L’heure est au bilan, en cette fin d’année. Durant toute une année, tous les indicateurs économiques ont enregistré une faiblesse très significative dans tous les secteurs pour ne pas dire un blocage ou un arrêt total pour certaines activités économiques et commerciales. 

Plusieurs évènements ont marqué cette crise multidisciplinaire à commencer par notre dépendance aux hydrocarbures dont le prix du pétrole a chuté d’une manière vertigineuse, ce qui a amplifié la crise économique nationale. S’ajoute à cela une bureaucratie administrative qui s’acharne et bloque toute initiative pour la diversification économique. 

L’Algérie a vécu une crise politique en 2019 qui s’est répercutée sur l’année 2020, et bien sûr, l’arrivée de la crise sanitaire de la pandémie du coronavirus cette année a mis tous les indicateurs en alerte. 
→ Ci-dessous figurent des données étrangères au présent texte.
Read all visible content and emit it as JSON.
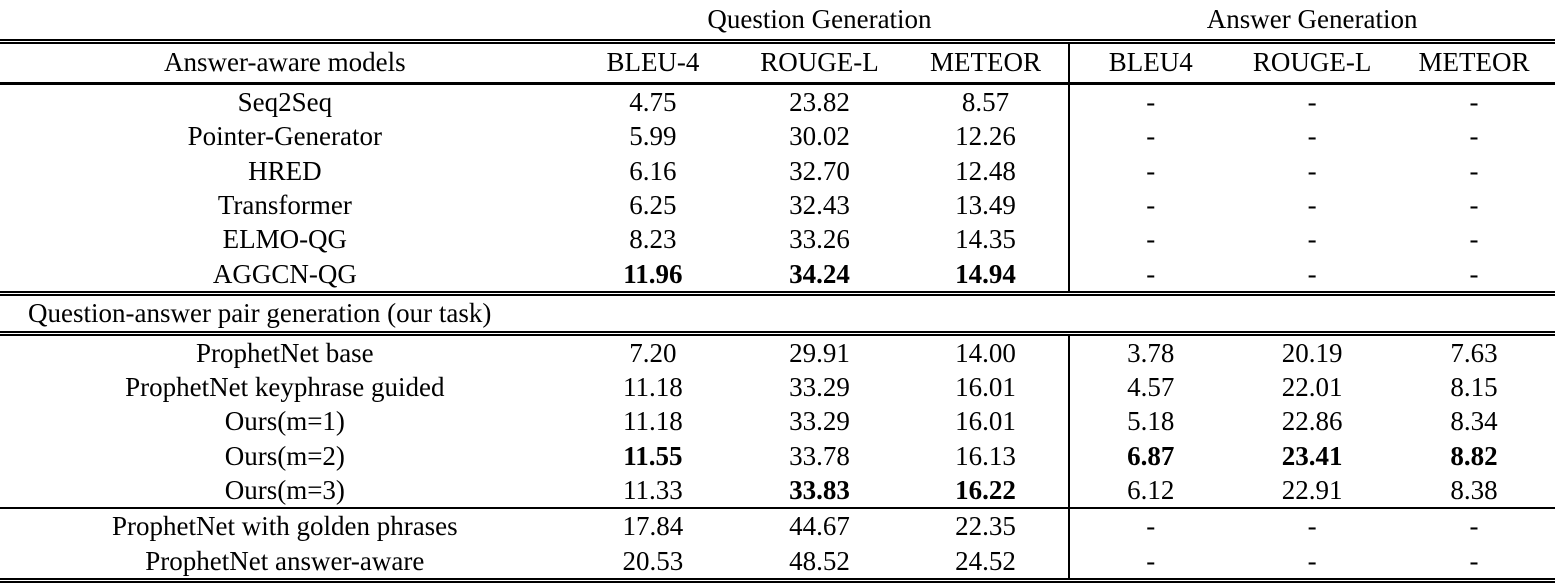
{
  "table": {
    "groups": [
      {
        "label": "Question Generation",
        "span": 3
      },
      {
        "label": "Answer Generation",
        "span": 3
      }
    ],
    "columns": [
      "Answer-aware models",
      "BLEU-4",
      "ROUGE-L",
      "METEOR",
      "BLEU4",
      "ROUGE-L",
      "METEOR"
    ],
    "sections": [
      {
        "title": null,
        "rows": [
          {
            "model": "Seq2Seq",
            "cells": [
              "4.75",
              "23.82",
              "8.57",
              "-",
              "-",
              "-"
            ],
            "bold": []
          },
          {
            "model": "Pointer-Generator",
            "cells": [
              "5.99",
              "30.02",
              "12.26",
              "-",
              "-",
              "-"
            ],
            "bold": []
          },
          {
            "model": "HRED",
            "cells": [
              "6.16",
              "32.70",
              "12.48",
              "-",
              "-",
              "-"
            ],
            "bold": []
          },
          {
            "model": "Transformer",
            "cells": [
              "6.25",
              "32.43",
              "13.49",
              "-",
              "-",
              "-"
            ],
            "bold": []
          },
          {
            "model": "ELMO-QG",
            "cells": [
              "8.23",
              "33.26",
              "14.35",
              "-",
              "-",
              "-"
            ],
            "bold": []
          },
          {
            "model": "AGGCN-QG",
            "cells": [
              "11.96",
              "34.24",
              "14.94",
              "-",
              "-",
              "-"
            ],
            "bold": [
              0,
              1,
              2
            ]
          }
        ]
      },
      {
        "title": "Question-answer pair generation (our task)",
        "rows": [
          {
            "model": "ProphetNet base",
            "cells": [
              "7.20",
              "29.91",
              "14.00",
              "3.78",
              "20.19",
              "7.63"
            ],
            "bold": []
          },
          {
            "model": "ProphetNet keyphrase guided",
            "cells": [
              "11.18",
              "33.29",
              "16.01",
              "4.57",
              "22.01",
              "8.15"
            ],
            "bold": []
          },
          {
            "model": "Ours(m=1)",
            "cells": [
              "11.18",
              "33.29",
              "16.01",
              "5.18",
              "22.86",
              "8.34"
            ],
            "bold": []
          },
          {
            "model": "Ours(m=2)",
            "cells": [
              "11.55",
              "33.78",
              "16.13",
              "6.87",
              "23.41",
              "8.82"
            ],
            "bold": [
              0,
              3,
              4,
              5
            ]
          },
          {
            "model": "Ours(m=3)",
            "cells": [
              "11.33",
              "33.83",
              "16.22",
              "6.12",
              "22.91",
              "8.38"
            ],
            "bold": [
              1,
              2
            ]
          }
        ]
      },
      {
        "title": null,
        "rows": [
          {
            "model": "ProphetNet with golden phrases",
            "cells": [
              "17.84",
              "44.67",
              "22.35",
              "-",
              "-",
              "-"
            ],
            "bold": []
          },
          {
            "model": "ProphetNet answer-aware",
            "cells": [
              "20.53",
              "48.52",
              "24.52",
              "-",
              "-",
              "-"
            ],
            "bold": []
          }
        ]
      }
    ]
  }
}
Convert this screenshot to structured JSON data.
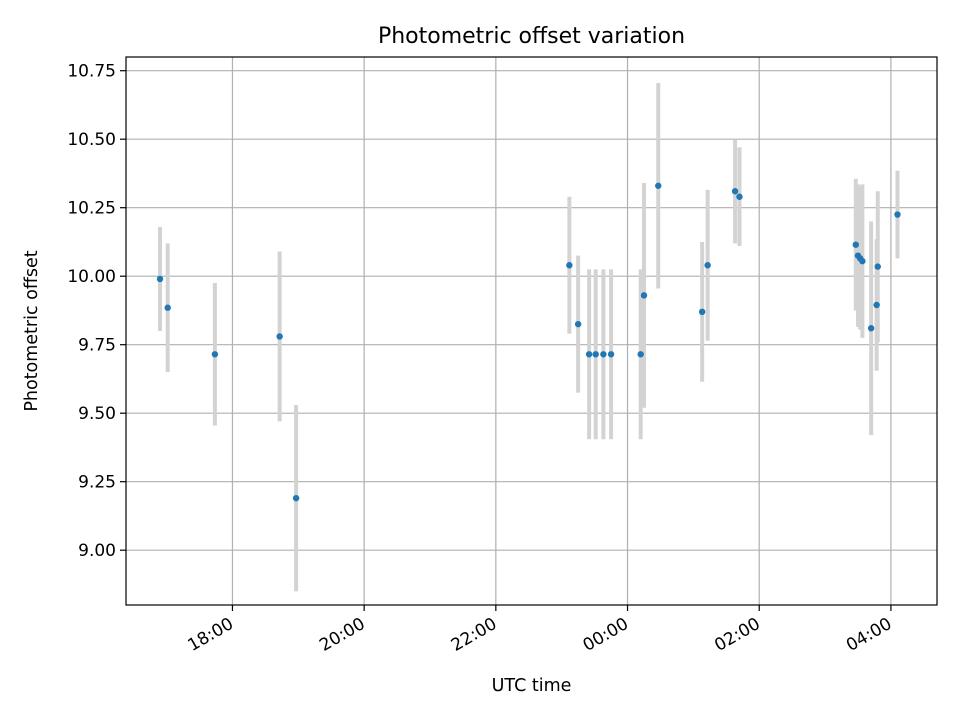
{
  "chart_data": {
    "type": "scatter",
    "title": "Photometric offset variation",
    "xlabel": "UTC time",
    "ylabel": "Photometric offset",
    "x_is_time": true,
    "xlim": [
      "16:23",
      "04:42"
    ],
    "ylim": [
      8.8,
      10.8
    ],
    "x_ticks": [
      "18:00",
      "20:00",
      "22:00",
      "00:00",
      "02:00",
      "04:00"
    ],
    "y_ticks": [
      "9.00",
      "9.25",
      "9.50",
      "9.75",
      "10.00",
      "10.25",
      "10.50",
      "10.75"
    ],
    "grid": true,
    "marker_color": "#1f77b4",
    "errorbar_color": "#d3d3d3",
    "points": [
      {
        "x": "16:54",
        "y": 9.99,
        "yerr": 0.19
      },
      {
        "x": "17:01",
        "y": 9.885,
        "yerr": 0.235
      },
      {
        "x": "17:44",
        "y": 9.715,
        "yerr": 0.26
      },
      {
        "x": "18:43",
        "y": 9.78,
        "yerr": 0.31
      },
      {
        "x": "18:58",
        "y": 9.19,
        "yerr": 0.34
      },
      {
        "x": "23:07",
        "y": 10.04,
        "yerr": 0.25
      },
      {
        "x": "23:15",
        "y": 9.825,
        "yerr": 0.25
      },
      {
        "x": "23:25",
        "y": 9.715,
        "yerr": 0.31
      },
      {
        "x": "23:31",
        "y": 9.715,
        "yerr": 0.31
      },
      {
        "x": "23:38",
        "y": 9.715,
        "yerr": 0.31
      },
      {
        "x": "23:45",
        "y": 9.715,
        "yerr": 0.31
      },
      {
        "x": "00:12",
        "y": 9.715,
        "yerr": 0.31
      },
      {
        "x": "00:15",
        "y": 9.93,
        "yerr": 0.41
      },
      {
        "x": "00:28",
        "y": 10.33,
        "yerr": 0.375
      },
      {
        "x": "01:08",
        "y": 9.87,
        "yerr": 0.255
      },
      {
        "x": "01:13",
        "y": 10.04,
        "yerr": 0.275
      },
      {
        "x": "01:38",
        "y": 10.31,
        "yerr": 0.19
      },
      {
        "x": "01:42",
        "y": 10.29,
        "yerr": 0.18
      },
      {
        "x": "03:28",
        "y": 10.115,
        "yerr": 0.24
      },
      {
        "x": "03:30",
        "y": 10.075,
        "yerr": 0.26
      },
      {
        "x": "03:32",
        "y": 10.065,
        "yerr": 0.26
      },
      {
        "x": "03:34",
        "y": 10.055,
        "yerr": 0.28
      },
      {
        "x": "03:42",
        "y": 9.81,
        "yerr": 0.39
      },
      {
        "x": "03:47",
        "y": 9.895,
        "yerr": 0.24
      },
      {
        "x": "03:48",
        "y": 10.035,
        "yerr": 0.275
      },
      {
        "x": "04:06",
        "y": 10.225,
        "yerr": 0.16
      }
    ]
  }
}
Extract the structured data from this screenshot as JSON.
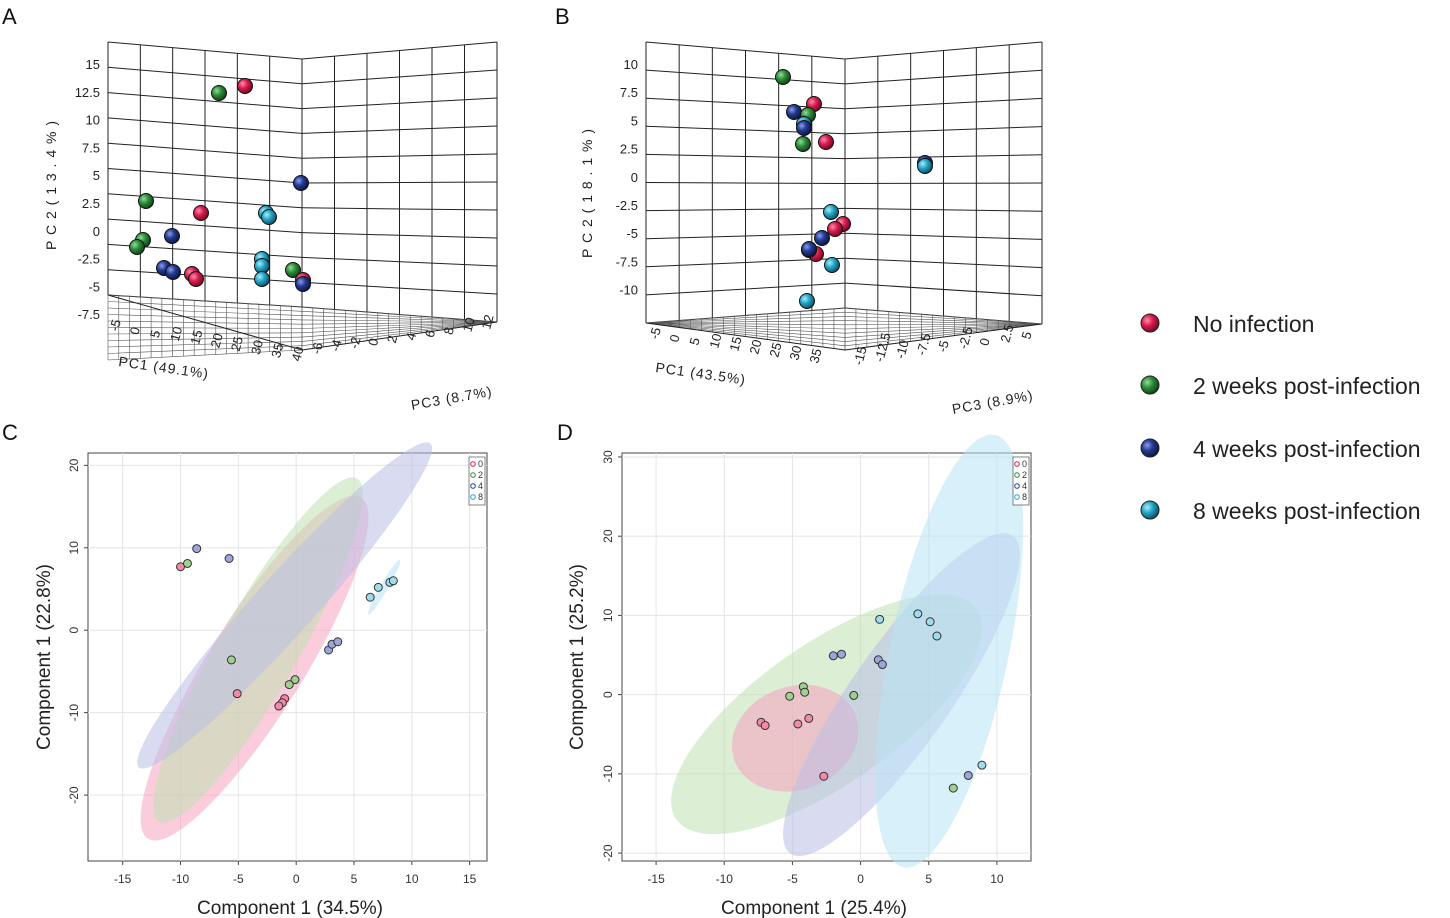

Pour faire une évaluation de l’activité économique de l’année 2020, M. Malek Harami, expert et general manager du Cabinet Compétences.DZ, spécialisé dans l’accompagnement des entreprises et l’amélioration des systèmes de management de qualité, a été l’invité de l’émission «Débat économique» du journal «Le Chiffre d’Affaires». 

 

LCA : Pouvez-vous nous faire un bilan de l’activité économique de l’année 2020 ?

Malek Harami : Que dire de l’année 2020 ?                                                                                                     Nous prenons qu’un seul indicateur pour mieux comprendre la situation de notre économie nationale. L’Algérie a enregistré un million de naissances et le nombre a été le même pour l’année 2019. Ce qui nous interpelle tous aujourd’hui. En 2025-2026, il faudra trouver un million de places dans les écoles. Il faudra trouver en 2040, c’est-à-dire dans 20 ans, quelque 500 000 à 600 000 postes d’emploi, rien que pour ces enfants qui viennent de naître et je ne parle pas d’autres besoins, comme le besoin hydrique dont la norme internationale est de 1 000 m3 d’eau/habitant/an. Donc un million de naissances est l’équivalent d’un milliard de mètres cubes d’eau à fournir, en sus d’autres besoins énergétiques et alimentaires. La question qui se pose maintenant, est-ce que notre économie s’est préparée pour faire face à ces besoins ? 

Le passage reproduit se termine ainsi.